Redwood City, California-based data cleaning service Talend went public in 2016, 11 years after it was founded, and in the nearly two years thereafter its stock rose 146%. Talend provided open source software with a “wrapper” that cleaned data so companies could analyze it to make decisions. Its software platform, “Data Fabric, integrates data and applications in real time across modern big data and cloud environments as well as traditional systems,” according to the company. Talend, which targeted the $2.7 billion (2016 revenue) data integration tools market, made money by selling subscriptions to software that cleaned up data errors. “We help companies get value from data used to make decisions.
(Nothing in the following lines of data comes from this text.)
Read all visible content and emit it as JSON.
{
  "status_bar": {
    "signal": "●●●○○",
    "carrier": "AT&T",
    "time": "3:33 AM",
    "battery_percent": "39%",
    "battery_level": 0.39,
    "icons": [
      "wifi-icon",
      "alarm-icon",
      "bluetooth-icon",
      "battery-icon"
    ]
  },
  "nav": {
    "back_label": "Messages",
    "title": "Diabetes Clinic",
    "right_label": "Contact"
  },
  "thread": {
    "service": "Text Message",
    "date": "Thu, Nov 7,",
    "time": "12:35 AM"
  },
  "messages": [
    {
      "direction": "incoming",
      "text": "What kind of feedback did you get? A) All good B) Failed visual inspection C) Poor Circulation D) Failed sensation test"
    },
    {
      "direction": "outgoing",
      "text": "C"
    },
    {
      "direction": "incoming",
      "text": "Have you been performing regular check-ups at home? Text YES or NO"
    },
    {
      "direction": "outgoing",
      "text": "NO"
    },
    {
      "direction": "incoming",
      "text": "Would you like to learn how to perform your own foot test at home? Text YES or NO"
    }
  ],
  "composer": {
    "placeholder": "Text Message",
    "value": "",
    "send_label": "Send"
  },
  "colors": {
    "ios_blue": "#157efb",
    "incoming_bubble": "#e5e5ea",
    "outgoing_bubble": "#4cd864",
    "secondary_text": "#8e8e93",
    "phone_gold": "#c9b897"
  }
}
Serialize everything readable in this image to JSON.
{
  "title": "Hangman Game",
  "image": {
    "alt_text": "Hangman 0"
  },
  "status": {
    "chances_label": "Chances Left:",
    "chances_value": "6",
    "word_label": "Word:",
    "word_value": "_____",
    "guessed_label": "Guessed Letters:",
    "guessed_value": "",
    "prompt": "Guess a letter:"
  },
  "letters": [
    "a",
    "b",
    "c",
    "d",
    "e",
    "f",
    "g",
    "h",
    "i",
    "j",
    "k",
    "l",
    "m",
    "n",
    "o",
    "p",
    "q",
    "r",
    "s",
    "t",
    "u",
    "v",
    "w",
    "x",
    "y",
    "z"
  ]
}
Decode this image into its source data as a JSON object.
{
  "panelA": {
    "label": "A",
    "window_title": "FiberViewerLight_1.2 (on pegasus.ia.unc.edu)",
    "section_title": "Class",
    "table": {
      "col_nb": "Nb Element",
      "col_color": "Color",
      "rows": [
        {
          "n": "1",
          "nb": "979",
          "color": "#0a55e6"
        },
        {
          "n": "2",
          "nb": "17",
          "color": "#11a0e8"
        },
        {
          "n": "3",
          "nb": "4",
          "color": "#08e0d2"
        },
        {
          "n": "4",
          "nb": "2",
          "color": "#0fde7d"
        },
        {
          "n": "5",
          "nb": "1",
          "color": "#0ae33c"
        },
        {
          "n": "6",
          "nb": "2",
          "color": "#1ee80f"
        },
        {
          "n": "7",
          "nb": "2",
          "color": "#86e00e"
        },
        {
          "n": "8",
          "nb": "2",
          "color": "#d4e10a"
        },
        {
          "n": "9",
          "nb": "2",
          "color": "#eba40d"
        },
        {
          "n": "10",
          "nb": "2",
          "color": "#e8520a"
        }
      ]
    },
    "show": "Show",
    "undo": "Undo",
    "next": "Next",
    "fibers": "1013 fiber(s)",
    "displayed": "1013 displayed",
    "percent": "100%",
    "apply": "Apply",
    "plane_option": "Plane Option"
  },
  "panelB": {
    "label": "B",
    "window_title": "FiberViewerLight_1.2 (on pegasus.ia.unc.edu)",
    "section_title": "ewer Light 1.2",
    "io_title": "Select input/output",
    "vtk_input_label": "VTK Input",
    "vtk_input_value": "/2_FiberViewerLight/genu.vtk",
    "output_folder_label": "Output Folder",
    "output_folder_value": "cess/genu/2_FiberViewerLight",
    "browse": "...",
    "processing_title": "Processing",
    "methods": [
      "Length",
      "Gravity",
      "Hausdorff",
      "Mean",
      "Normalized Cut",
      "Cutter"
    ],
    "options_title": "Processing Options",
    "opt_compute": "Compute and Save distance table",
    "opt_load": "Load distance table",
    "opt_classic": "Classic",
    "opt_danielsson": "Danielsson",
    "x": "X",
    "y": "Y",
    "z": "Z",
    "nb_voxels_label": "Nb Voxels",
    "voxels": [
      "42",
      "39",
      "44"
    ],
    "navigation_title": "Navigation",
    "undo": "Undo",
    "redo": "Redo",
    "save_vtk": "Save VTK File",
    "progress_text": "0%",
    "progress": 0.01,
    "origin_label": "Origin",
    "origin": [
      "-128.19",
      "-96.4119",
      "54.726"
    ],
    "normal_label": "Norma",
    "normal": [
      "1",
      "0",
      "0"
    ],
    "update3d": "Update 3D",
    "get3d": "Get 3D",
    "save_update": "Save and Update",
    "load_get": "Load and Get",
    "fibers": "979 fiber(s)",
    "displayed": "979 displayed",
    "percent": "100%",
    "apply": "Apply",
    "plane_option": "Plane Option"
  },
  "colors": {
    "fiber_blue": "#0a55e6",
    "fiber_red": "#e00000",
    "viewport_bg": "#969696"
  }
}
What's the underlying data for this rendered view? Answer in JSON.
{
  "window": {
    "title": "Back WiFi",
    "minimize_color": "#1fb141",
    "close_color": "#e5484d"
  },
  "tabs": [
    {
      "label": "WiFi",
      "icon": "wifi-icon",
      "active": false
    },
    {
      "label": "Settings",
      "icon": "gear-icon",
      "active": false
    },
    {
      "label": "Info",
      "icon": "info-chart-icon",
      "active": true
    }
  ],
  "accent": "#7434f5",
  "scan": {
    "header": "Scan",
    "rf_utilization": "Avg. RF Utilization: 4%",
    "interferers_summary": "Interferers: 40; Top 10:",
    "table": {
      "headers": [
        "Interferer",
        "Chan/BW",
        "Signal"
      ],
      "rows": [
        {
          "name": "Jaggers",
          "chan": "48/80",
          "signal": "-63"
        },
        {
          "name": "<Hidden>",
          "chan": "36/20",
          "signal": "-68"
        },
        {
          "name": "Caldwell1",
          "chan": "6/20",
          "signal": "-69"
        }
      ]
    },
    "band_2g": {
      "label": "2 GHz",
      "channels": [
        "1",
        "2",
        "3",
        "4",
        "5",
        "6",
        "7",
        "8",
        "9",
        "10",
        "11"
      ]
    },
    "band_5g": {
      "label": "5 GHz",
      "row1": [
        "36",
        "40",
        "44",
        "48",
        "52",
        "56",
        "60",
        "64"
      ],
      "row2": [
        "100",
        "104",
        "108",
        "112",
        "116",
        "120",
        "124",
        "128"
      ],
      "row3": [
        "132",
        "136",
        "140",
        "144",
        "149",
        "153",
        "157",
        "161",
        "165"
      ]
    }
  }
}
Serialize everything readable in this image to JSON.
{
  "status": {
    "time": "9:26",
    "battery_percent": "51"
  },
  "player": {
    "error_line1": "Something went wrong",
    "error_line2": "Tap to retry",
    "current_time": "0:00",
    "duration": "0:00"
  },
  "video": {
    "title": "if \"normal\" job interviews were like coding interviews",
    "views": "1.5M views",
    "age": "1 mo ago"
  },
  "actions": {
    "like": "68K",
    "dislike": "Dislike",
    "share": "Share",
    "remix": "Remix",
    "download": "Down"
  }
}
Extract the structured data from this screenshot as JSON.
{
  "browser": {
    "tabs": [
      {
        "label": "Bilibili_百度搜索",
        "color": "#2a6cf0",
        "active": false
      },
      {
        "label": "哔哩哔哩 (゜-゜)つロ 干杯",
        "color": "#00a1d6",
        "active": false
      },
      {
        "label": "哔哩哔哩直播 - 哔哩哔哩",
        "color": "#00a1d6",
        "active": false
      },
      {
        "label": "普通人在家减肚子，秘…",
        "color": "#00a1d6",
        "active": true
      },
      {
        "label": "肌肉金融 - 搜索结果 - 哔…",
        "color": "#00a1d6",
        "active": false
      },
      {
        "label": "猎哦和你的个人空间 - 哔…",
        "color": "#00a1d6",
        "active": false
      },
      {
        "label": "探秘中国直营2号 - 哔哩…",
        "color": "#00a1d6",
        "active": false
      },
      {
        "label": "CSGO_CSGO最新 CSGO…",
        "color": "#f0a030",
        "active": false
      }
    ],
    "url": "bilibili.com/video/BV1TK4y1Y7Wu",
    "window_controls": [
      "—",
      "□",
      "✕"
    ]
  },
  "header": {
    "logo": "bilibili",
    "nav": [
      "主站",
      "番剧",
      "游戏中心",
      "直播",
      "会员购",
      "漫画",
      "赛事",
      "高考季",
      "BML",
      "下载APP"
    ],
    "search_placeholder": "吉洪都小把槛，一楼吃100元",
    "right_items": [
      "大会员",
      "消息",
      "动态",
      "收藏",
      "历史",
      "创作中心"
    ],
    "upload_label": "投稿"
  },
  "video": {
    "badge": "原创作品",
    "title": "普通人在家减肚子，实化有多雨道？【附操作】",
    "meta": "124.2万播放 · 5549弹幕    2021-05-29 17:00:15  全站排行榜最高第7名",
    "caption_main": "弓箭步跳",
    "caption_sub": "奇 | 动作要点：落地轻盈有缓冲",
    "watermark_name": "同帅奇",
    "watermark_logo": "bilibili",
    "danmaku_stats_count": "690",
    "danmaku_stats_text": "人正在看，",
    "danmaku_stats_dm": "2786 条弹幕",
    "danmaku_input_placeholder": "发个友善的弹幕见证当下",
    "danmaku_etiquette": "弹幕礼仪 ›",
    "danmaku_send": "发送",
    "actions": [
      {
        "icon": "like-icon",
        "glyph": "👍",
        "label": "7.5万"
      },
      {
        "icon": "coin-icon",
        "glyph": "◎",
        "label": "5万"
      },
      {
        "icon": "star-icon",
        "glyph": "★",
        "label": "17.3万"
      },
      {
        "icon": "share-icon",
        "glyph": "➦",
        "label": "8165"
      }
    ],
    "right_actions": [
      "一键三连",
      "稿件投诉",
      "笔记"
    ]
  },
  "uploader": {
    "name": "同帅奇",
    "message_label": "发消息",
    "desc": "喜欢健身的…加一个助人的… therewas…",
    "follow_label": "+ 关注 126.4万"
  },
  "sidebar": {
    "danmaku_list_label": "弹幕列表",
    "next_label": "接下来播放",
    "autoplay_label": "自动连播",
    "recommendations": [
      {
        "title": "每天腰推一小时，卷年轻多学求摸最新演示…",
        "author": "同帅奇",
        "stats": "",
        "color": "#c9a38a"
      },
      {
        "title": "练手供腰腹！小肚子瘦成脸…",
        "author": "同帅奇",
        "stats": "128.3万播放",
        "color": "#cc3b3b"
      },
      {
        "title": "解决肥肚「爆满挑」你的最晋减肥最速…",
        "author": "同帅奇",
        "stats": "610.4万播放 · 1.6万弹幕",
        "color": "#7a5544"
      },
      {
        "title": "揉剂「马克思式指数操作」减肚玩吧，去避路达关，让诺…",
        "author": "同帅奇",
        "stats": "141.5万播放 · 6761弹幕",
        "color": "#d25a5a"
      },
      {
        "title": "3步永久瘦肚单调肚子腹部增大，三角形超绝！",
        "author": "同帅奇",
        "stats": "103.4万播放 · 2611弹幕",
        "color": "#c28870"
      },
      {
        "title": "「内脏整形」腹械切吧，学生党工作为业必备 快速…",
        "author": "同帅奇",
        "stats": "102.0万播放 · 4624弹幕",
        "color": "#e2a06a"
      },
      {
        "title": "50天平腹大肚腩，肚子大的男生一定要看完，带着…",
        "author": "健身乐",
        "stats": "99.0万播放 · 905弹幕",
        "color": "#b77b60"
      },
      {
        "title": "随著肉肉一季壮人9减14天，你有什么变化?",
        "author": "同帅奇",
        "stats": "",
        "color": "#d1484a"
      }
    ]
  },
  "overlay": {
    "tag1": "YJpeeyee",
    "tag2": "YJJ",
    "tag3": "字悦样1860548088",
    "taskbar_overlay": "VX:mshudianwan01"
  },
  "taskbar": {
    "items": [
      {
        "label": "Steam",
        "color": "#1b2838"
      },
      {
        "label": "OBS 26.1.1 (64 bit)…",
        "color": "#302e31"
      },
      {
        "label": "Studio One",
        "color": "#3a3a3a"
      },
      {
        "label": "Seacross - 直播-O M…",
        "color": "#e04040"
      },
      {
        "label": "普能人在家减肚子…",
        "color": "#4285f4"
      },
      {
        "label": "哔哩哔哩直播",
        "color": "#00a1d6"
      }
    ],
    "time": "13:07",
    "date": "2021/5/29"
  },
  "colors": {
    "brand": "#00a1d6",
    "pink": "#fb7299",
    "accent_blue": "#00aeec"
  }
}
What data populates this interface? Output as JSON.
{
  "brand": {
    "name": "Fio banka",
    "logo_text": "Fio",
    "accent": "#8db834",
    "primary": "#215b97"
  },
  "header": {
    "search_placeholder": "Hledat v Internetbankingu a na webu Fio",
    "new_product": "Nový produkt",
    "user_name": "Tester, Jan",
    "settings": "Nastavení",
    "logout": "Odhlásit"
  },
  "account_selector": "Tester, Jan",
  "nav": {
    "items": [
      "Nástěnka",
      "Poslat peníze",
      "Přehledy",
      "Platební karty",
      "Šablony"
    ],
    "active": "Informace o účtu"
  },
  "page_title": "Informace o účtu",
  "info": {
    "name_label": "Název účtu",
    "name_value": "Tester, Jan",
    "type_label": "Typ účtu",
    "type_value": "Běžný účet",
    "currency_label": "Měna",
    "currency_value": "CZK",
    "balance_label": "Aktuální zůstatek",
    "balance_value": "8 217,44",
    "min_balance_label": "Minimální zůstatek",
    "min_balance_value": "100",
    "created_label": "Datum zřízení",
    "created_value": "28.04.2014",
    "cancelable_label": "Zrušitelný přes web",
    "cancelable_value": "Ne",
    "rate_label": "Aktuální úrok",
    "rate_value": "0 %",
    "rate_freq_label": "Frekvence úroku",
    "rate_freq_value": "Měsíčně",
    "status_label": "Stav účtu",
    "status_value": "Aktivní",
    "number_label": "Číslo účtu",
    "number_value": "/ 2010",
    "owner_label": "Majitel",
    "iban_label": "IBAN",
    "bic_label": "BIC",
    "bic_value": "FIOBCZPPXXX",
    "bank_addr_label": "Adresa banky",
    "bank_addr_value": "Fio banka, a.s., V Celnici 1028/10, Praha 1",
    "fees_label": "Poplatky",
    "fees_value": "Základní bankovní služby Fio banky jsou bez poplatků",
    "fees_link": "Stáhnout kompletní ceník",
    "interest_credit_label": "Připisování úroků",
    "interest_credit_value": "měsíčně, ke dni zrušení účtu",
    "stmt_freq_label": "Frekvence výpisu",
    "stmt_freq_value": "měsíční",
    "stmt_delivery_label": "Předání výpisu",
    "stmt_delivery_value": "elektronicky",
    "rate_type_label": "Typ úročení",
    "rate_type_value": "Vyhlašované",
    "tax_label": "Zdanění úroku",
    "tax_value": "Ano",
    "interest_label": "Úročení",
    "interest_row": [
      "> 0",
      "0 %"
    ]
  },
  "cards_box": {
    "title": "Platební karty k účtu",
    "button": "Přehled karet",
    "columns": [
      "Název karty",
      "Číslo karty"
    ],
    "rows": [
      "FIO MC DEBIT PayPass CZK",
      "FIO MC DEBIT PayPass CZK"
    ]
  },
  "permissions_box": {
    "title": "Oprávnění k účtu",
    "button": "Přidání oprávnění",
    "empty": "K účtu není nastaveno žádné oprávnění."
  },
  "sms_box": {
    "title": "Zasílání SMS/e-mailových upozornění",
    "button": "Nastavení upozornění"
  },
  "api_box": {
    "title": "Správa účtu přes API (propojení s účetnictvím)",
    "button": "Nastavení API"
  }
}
We work on the first mile in the data analysis process, which is to fix errors in the data before companies analyze it. Every customer’s biggest problem is data quality. Our product is a combination of open source software and a wrapper that is sold by subscription,” said CEO Mike Tuchen in a July 2018 interview. Talend was founded in 2005 but Tuchen signed on as CEO in January 2014 as the company was raising a round of funds. He came to the company with a strong background in the software industry but had never taken a company public or been CEO of one thereafter. He had previously been CEO from May 2008 to October 2012 of security data and analytics provider Rapid7; was General Manager of SQL Server Marketing at Microsoft; and had a nice string of degrees: a B.S. from Brown and M.S. from Stanford (both in Electrical Engineering) and an M.B.A. from Harvard.

Case Scenario

Talend enjoyed rapid revenue growth while reporting net losses and fluctuating free cash flow. Since 2013, its revenues had grown at a 29.5% compound annual rate to $148.6 million in 2017; its net loss increased from about -$20 million to -$31 million, and its free cash flow was negative in each of those years except 2016 when it was about +$2 million, according to Morningstar. Talend’s 2018 unit economics looked good. According to a June 2018 investor presentation, in the first quarter of 2018, the company enjoyed over 100% cloud and big data growth; 121% net expansion, a measure of its ability to sell more to existing customers; 85% subscription revenue; and $5 million in positive free cash flow. Talend expected rapid growth in 2018. “When I joined the board in 2013, we had about 300 people and now we have 1,000. Our revenue was about $50 million in 2013 and we expect $203 million in 2018 revenue this year [which is 36.6% more than 2017 revenue],” Tuchen explained.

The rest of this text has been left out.